Parameter Recovery Deep Dive
A parameter recovery exercise is an incredibly important exercise for validating the internal consistency of a causal inference model. A parameter refers to a variable in the model whose value we infer using data. These parameters form the internal machinery of the model, governing key components of the model such as each channel’s time-shifted impact, a context variable’s effect, or the latent baseline (non-marketing) effect that drives the KPI over time.
Before we jump into how to interpret the parameter recovery information in Recast, it’s good to get a general understanding of what parameter recovery is and why it matters.
In short, the goal of a parameter recovery exercise is to simulate data where we know the true relationships between all of the variables, and then we want to put our model to the test to see if it gets the right answer when we run the simulated data through the model. We have more detailed discussion of the purpose of these checks at the following links:
- Overview of parameter recovery 
Doing the work of simulating parameters, generating data, running the model, and then comparing the modeled results to the simulated parameters is a lot of work, so Recast has built tools to do this for you. When you launch a “parameter recovery” run via the Recast “Launch Run” page, under the hood Recast is going to:
- For each parameter in the model, choose a random value drawn from the prior you set 
- Use those parameter values to generate data for - The dependent variable / KPI variable as well as 
- Any lower-funnel channels 
 
- Recast will then discard the original KPI and lower-funnel channel data, and replace them with the simulated values from step 2. The resulting synthetic dataset will include: - actual marketing spend, 
- Actual contextual variables, and 
- simulated KPI and lower-funnel channel data. 
 
- Recast will launch a “model run” using the data from step 3 and the priors you set. 

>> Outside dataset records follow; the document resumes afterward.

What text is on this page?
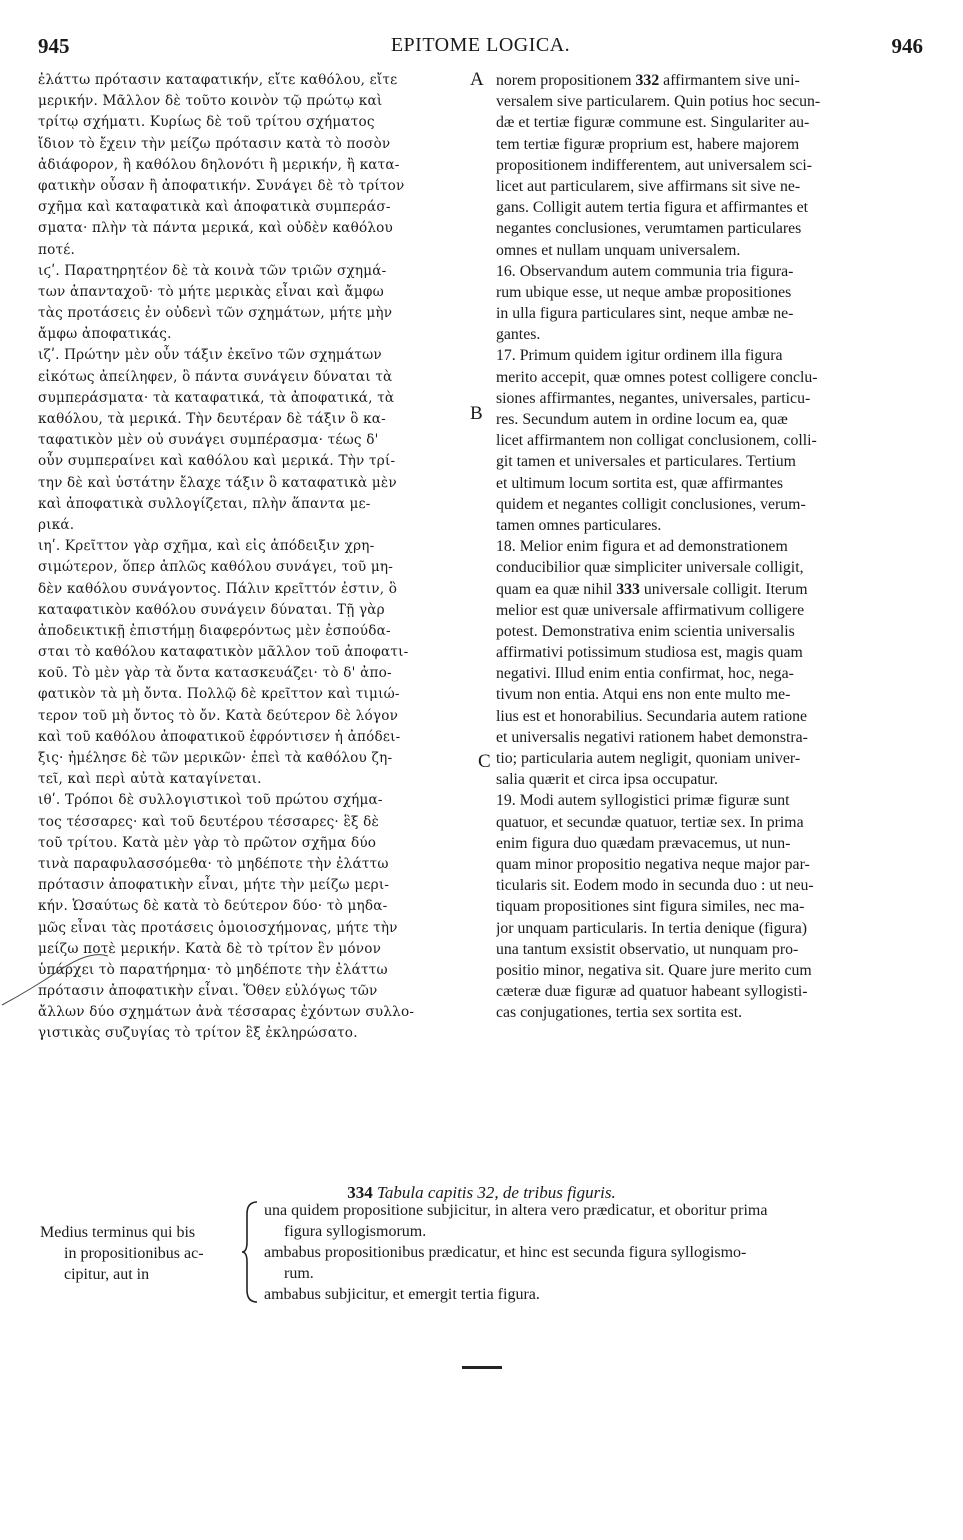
945	EPITOME LOGICA.	946
ἐλάττω πρότασιν καταφατικήν, εἴτε καθόλου, εἴτε
μερικήν. Μᾶλλον δὲ τοῦτο κοινὸν τῷ πρώτῳ καὶ
τρίτῳ σχήματι. Κυρίως δὲ τοῦ τρίτου σχήματος
ἴδιον τὸ ἔχειν τὴν μείζω πρότασιν κατὰ τὸ ποσὸν
ἀδιάφορον, ἢ καθόλου δηλονότι ἢ μερικήν, ἢ κατα-
φατικὴν οὖσαν ἢ ἀποφατικήν. Συνάγει δὲ τὸ τρίτον
σχῆμα καὶ καταφατικὰ καὶ ἀποφατικὰ συμπεράσ-
σματα· πλὴν τὰ πάντα μερικά, καὶ οὐδὲν καθόλου
ποτέ.
ιϛʹ. Παρατηρητέον δὲ τὰ κοινὰ τῶν τριῶν σχημά-
των ἁπανταχοῦ· τὸ μήτε μερικὰς εἶναι καὶ ἄμφω
τὰς προτάσεις ἐν οὐδενὶ τῶν σχημάτων, μήτε μὴν
ἄμφω ἀποφατικάς.
ιζʹ. Πρώτην μὲν οὖν τάξιν ἐκεῖνο τῶν σχημάτων
εἰκότως ἀπείληφεν, ὃ πάντα συνάγειν δύναται τὰ
συμπεράσματα· τὰ καταφατικά, τὰ ἀποφατικά, τὰ
καθόλου, τὰ μερικά. Τὴν δευτέραν δὲ τάξιν ὃ κα-
ταφατικὸν μὲν οὐ συνάγει συμπέρασμα· τέως δ'
οὖν συμπεραίνει καὶ καθόλου καὶ μερικά. Τὴν τρί-
την δὲ καὶ ὑστάτην ἔλαχε τάξιν ὃ καταφατικὰ μὲν
καὶ ἀποφατικὰ συλλογίζεται, πλὴν ἅπαντα με-
ρικά.
ιηʹ. Κρεῖττον γὰρ σχῆμα, καὶ εἰς ἀπόδειξιν χρη-
σιμώτερον, ὅπερ ἁπλῶς καθόλου συνάγει, τοῦ μη-
δὲν καθόλου συνάγοντος. Πάλιν κρεῖττόν ἐστιν, ὃ
καταφατικὸν καθόλου συνάγειν δύναται. Τῇ γὰρ
ἀποδεικτικῇ ἐπιστήμῃ διαφερόντως μὲν ἐσπούδα-
σται τὸ καθόλου καταφατικὸν μᾶλλον τοῦ ἀποφατι-
κοῦ. Τὸ μὲν γὰρ τὰ ὄντα κατασκευάζει· τὸ δ' ἀπο-
φατικὸν τὰ μὴ ὄντα. Πολλῷ δὲ κρεῖττον καὶ τιμιώ-
τερον τοῦ μὴ ὄντος τὸ ὄν. Κατὰ δεύτερον δὲ λόγον
καὶ τοῦ καθόλου ἀποφατικοῦ ἐφρόντισεν ἡ ἀπόδει-
ξις· ἠμέλησε δὲ τῶν μερικῶν· ἐπεὶ τὰ καθόλου ζη-
τεῖ, καὶ περὶ αὐτὰ καταγίνεται.
ιθʹ. Τρόποι δὲ συλλογιστικοὶ τοῦ πρώτου σχήμα-
τος τέσσαρες· καὶ τοῦ δευτέρου τέσσαρες· ἓξ δὲ
τοῦ τρίτου. Κατὰ μὲν γὰρ τὸ πρῶτον σχῆμα δύο
τινὰ παραφυλασσόμεθα· τὸ μηδέποτε τὴν ἐλάττω
πρότασιν ἀποφατικὴν εἶναι, μήτε τὴν μείζω μερι-
κήν. Ὡσαύτως δὲ κατὰ τὸ δεύτερον δύο· τὸ μηδα-
μῶς εἶναι τὰς προτάσεις ὁμοιοσχήμονας, μήτε τὴν
μείζω ποτὲ μερικήν. Κατὰ δὲ τὸ τρίτον ἓν μόνον
ὑπάρχει τὸ παρατήρημα· τὸ μηδέποτε τὴν ἐλάττω
πρότασιν ἀποφατικὴν εἶναι. Ὅθεν εὐλόγως τῶν
ἄλλων δύο σχημάτων ἀνὰ τέσσαρας ἐχόντων συλλο-
γιστικὰς συζυγίας τὸ τρίτον ἓξ ἐκληρώσατο.
norem propositionem 332 affirmantem sive uni-
versalem sive particularem. Quin potius hoc secun-
dæ et tertiæ figuræ commune est. Singulariter au-
tem tertiæ figuræ proprium est, habere majorem
propositionem indifferentem, aut universalem sci-
licet aut particularem, sive affirmans sit sive ne-
gans. Colligit autem tertia figura et affirmantes et
negantes conclusiones, verumtamen particulares
omnes et nullam unquam universalem.
16. Observandum autem communia tria figura-
rum ubique esse, ut neque ambæ propositiones
in ulla figura particulares sint, neque ambæ ne-
gantes.
17. Primum quidem igitur ordinem illa figura
merito accepit, quæ omnes potest colligere conclu-
siones affirmantes, negantes, universales, particu-
res. Secundum autem in ordine locum ea, quæ
licet affirmantem non colligat conclusionem, colli-
git tamen et universales et particulares. Tertium
et ultimum locum sortita est, quæ affirmantes
quidem et negantes colligit conclusiones, verum-
tamen omnes particulares.
18. Melior enim figura et ad demonstrationem
conducibilior quæ simpliciter universale colligit,
quam ea quæ nihil 333 universale colligit. Iterum
melior est quæ universale affirmativum colligere
potest. Demonstrativa enim scientia universalis
affirmativi potissimum studiosa est, magis quam
negativi. Illud enim entia confirmat, hoc, nega-
tivum non entia. Atqui ens non ente multo me-
lius est et honorabilius. Secundaria autem ratione
et universalis negativi rationem habet demonstra-
tio; particularia autem negligit, quoniam univer-
salia quærit et circa ipsa occupatur.
19. Modi autem syllogistici primæ figuræ sunt
quatuor, et secundæ quatuor, tertiæ sex. In prima
enim figura duo quædam prævacemus, ut nun-
quam minor propositio negativa neque major par-
ticularis sit. Eodem modo in secunda duo : ut neu-
tiquam propositiones sint figura similes, nec ma-
jor unquam particularis. In tertia denique (figura)
una tantum exsistit observatio, ut nunquam pro-
positio minor, negativa sit. Quare jure merito cum
cæteræ duæ figuræ ad quatuor habeant syllogisti-
cas conjugationes, tertia sex sortita est.
A
B
C
334 Tabula capitis 32, de tribus figuris.
Medius terminus qui bis
in propositionibus ac-
cipitur, aut in
una quidem propositione subjicitur, in altera vero prædicatur, et oboritur prima
figura syllogismorum.
ambabus propositionibus prædicatur, et hinc est secunda figura syllogismo-
rum.
ambabus subjicitur, et emergit tertia figura.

- Once the run has completed, Recast will compare the parameters estimated via the model in step 4 with the parameters generated in step 1. 
- This information is summarized in the “parameter recovery dashboard” 
When interpreting the parameter recovery dashboard, it’s critical to keep in mind that we are looking at the results of a real model run on simulated data.
So if you look at the results and say “wow the intercept is way too high, that doesn’t make sense for my business” then you’re interpreting the results incorrectly! We should expect that the results we see in the parameter recovery don’t necessarily match business reality because all we care about checking is if the modeled results match the simulated parameters!
So for example when we look at the following graph, the black line is the simulated value for the intercept. That is to say – it’s completely made up! It was randomly generated from within the prior (yellow region) so there’s no reason to spend any time trying to interpret the black line.
What we care about is the blue shaded region and the blue line. This area represents the model’s estimates and here we can see that the model does a pretty good job of following the actuals, although in the last hundred days of data the model does miss a bit.
We can review these same plots for all of the different parameters in the model, which can help give us a sense for how often we can expect the model to be “wrong” once we start using it with actual data to make real world decisions.
One example of this has to do with time shifts. In general, media mix models don’t work with super-long time shifts because as the time-shift gets longer the amount of signal associated with any given change to marketing budgets is reduced. This parameter recovery exercise can help us understand how much of a problem that is! If our model is struggling to recover ROIs with the time-shift priors we have, we know that with the amount of spend variation in the data and the assumed time-shifts that the model’s results simply won’t be reliable when we try to use it on real (not simulated) data.